Marcela Borkovec, 2001
Commentaires
[1] Ostrov est le nom d'un village près de Vlašim au sud de Prague. La rivière "Blanice" traverse le village, d'où le nom du village, car "Ostrov" signifie "île" en tchèque.
[2] Marcela était la fille de Marie.
[3] "Anděl" signifie "ange" en tchèque, étant des mots similaires.
[4] En Tchéquie, JUDr. est utilisé comme abréviation de Juris Utrisque Doctor, qui correspond aujourd'hui à peu près à un Master en droit. Un lecteur attentif, qui compare la traduction française avec l'original tchèque, peut avoir remarqué qu'au-dessus "Vokoun" a été traduit par "perche", mais laissé ici comme "Vokoun" parce que c'est le nom de famille. Les espèces animales, les noms de plantes et les noms des aliments ne sont pas rares comme noms de famille en Tchéquie.

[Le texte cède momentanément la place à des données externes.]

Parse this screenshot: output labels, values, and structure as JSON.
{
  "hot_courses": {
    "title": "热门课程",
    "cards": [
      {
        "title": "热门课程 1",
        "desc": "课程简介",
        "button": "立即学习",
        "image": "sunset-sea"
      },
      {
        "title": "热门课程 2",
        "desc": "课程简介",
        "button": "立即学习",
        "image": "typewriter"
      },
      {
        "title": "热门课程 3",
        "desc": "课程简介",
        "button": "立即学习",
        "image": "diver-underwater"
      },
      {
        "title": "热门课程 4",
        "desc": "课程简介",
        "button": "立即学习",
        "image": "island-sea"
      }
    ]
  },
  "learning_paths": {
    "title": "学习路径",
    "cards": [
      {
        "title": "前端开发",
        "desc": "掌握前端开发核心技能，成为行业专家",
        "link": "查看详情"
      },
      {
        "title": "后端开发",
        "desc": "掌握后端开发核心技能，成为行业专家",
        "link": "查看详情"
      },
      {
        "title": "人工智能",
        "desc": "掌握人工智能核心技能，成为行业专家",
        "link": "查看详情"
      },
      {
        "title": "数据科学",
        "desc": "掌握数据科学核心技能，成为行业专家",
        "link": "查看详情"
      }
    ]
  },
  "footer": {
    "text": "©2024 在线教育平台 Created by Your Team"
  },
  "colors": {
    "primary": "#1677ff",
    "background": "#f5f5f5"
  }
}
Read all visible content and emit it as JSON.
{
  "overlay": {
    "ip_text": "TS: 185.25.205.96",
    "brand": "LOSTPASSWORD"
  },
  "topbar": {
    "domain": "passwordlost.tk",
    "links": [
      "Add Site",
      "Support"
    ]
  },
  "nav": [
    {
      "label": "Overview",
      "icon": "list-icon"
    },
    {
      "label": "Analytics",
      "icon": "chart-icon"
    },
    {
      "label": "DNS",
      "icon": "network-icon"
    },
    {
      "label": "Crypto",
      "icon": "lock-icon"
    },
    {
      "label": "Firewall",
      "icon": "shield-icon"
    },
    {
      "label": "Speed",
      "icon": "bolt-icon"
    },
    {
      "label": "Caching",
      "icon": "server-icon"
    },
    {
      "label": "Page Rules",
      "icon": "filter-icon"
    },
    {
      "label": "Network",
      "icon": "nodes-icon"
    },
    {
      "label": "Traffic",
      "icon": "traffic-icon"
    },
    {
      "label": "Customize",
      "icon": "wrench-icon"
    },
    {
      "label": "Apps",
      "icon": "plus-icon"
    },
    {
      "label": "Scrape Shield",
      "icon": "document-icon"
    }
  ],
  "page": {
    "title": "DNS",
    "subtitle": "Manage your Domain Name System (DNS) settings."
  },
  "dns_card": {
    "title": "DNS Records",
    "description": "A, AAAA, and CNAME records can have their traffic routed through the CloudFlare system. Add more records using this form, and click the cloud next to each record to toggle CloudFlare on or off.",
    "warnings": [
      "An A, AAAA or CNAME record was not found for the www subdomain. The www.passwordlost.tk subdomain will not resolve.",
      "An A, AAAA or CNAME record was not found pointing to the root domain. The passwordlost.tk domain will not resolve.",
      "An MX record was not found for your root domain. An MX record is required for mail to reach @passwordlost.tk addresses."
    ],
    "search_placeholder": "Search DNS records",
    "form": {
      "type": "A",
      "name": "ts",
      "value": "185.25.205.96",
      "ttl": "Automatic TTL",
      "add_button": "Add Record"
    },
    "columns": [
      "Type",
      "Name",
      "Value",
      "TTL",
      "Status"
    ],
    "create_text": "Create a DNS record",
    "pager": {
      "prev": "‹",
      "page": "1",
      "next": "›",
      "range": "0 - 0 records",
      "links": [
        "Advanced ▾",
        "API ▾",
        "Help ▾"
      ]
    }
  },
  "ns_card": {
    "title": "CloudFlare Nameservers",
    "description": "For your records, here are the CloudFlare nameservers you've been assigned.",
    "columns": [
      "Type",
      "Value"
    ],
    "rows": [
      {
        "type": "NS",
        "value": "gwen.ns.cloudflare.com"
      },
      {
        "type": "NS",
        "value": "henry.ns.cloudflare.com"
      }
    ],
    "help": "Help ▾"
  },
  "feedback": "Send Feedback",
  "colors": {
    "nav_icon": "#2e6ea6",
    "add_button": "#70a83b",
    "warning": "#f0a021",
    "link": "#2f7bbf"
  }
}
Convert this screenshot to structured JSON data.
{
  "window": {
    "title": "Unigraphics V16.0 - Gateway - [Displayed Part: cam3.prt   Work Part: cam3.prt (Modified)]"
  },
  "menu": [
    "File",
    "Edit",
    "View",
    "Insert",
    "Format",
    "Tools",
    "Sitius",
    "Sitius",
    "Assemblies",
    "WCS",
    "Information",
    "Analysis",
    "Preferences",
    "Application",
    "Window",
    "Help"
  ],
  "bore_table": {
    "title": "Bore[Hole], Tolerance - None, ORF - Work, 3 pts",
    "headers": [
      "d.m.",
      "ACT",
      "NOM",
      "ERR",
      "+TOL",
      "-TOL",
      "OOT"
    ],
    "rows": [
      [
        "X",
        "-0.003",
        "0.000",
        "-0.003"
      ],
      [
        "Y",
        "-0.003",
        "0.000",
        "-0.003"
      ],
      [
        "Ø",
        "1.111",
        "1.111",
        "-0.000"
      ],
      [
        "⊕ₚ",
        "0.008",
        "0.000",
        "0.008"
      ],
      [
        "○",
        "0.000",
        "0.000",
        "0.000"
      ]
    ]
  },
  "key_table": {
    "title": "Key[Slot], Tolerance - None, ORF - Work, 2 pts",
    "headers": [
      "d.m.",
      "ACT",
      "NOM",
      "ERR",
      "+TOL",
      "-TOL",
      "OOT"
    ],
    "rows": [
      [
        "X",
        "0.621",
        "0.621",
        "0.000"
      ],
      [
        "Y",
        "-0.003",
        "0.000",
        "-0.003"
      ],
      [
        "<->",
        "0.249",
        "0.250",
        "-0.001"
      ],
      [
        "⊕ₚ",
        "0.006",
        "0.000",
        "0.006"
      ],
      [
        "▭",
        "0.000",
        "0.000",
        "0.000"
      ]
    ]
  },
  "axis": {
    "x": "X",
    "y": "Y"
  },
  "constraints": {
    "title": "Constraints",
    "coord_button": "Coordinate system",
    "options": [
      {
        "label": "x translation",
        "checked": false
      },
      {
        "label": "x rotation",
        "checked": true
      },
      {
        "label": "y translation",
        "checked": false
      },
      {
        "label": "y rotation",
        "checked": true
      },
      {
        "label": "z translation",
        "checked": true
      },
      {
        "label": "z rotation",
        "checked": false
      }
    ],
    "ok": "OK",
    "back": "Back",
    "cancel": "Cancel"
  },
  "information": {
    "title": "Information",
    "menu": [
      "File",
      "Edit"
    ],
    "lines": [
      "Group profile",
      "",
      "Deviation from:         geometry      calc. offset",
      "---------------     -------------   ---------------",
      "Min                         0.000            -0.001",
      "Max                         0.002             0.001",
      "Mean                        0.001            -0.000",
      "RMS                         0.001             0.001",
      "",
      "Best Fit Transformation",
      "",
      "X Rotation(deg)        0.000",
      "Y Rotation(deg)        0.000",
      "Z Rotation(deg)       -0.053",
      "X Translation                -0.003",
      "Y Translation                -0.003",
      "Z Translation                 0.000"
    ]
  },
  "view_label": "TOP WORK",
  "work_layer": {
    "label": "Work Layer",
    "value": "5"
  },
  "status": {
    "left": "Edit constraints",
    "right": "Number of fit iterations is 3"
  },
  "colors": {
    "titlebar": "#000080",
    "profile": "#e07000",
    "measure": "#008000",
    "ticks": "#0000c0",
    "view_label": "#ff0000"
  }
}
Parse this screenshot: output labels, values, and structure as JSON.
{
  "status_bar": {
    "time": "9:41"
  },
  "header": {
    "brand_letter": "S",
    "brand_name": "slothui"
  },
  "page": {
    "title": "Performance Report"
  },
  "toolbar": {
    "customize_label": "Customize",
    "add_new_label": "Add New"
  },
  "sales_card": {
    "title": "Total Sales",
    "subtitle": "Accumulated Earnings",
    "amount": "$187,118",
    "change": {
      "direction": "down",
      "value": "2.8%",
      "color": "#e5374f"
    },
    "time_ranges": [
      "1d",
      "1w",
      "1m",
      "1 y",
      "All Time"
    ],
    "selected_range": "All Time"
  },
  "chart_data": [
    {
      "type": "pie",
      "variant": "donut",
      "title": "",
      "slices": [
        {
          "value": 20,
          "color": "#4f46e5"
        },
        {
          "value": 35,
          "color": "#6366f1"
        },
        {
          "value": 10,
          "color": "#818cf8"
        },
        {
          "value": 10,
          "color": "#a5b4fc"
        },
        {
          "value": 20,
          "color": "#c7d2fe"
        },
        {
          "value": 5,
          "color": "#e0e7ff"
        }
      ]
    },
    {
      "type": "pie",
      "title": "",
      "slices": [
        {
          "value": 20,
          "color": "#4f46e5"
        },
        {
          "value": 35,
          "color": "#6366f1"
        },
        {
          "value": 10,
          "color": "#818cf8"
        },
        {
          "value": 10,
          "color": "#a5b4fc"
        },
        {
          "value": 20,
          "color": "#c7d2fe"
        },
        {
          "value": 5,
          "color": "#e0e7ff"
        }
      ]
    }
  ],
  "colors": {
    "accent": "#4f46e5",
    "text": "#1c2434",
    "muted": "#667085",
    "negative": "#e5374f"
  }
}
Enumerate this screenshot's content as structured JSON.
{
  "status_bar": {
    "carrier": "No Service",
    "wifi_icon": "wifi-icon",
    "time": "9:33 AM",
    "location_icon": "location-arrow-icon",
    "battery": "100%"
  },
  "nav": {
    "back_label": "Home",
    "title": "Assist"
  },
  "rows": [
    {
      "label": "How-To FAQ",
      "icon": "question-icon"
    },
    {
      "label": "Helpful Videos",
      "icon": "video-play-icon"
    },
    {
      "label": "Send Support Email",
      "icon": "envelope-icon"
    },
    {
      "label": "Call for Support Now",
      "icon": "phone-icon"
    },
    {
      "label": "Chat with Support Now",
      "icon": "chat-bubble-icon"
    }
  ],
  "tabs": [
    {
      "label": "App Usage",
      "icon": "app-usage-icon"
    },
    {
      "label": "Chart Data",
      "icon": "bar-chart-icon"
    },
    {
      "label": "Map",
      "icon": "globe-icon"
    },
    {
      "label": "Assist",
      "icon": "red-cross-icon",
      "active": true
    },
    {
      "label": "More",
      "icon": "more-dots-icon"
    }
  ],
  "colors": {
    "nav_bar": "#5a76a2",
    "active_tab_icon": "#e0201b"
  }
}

[5] Velíš est le village voisin d'Ostrov, Vlašim est une petite ville en proximité.
[6] Pepa est le surnom tchèque de Josef, le prénom du deuxième mari de la mère de Marcela, Josef Vokoun.
[7] Otilie, la tante de Marcela, a pris le nom de famille Beaufort après son mariage. Les Beauforts vivaient à Zbraslav, une banlieue de Prague.
[8] Blaník est le nom d'une montagne près d'Ostrov, connue dans toute la Tchéquie pour une légende sur une armée de chevaliers dormants. Le nom de la rivière Blanice est dérivé du nom de cette montagne.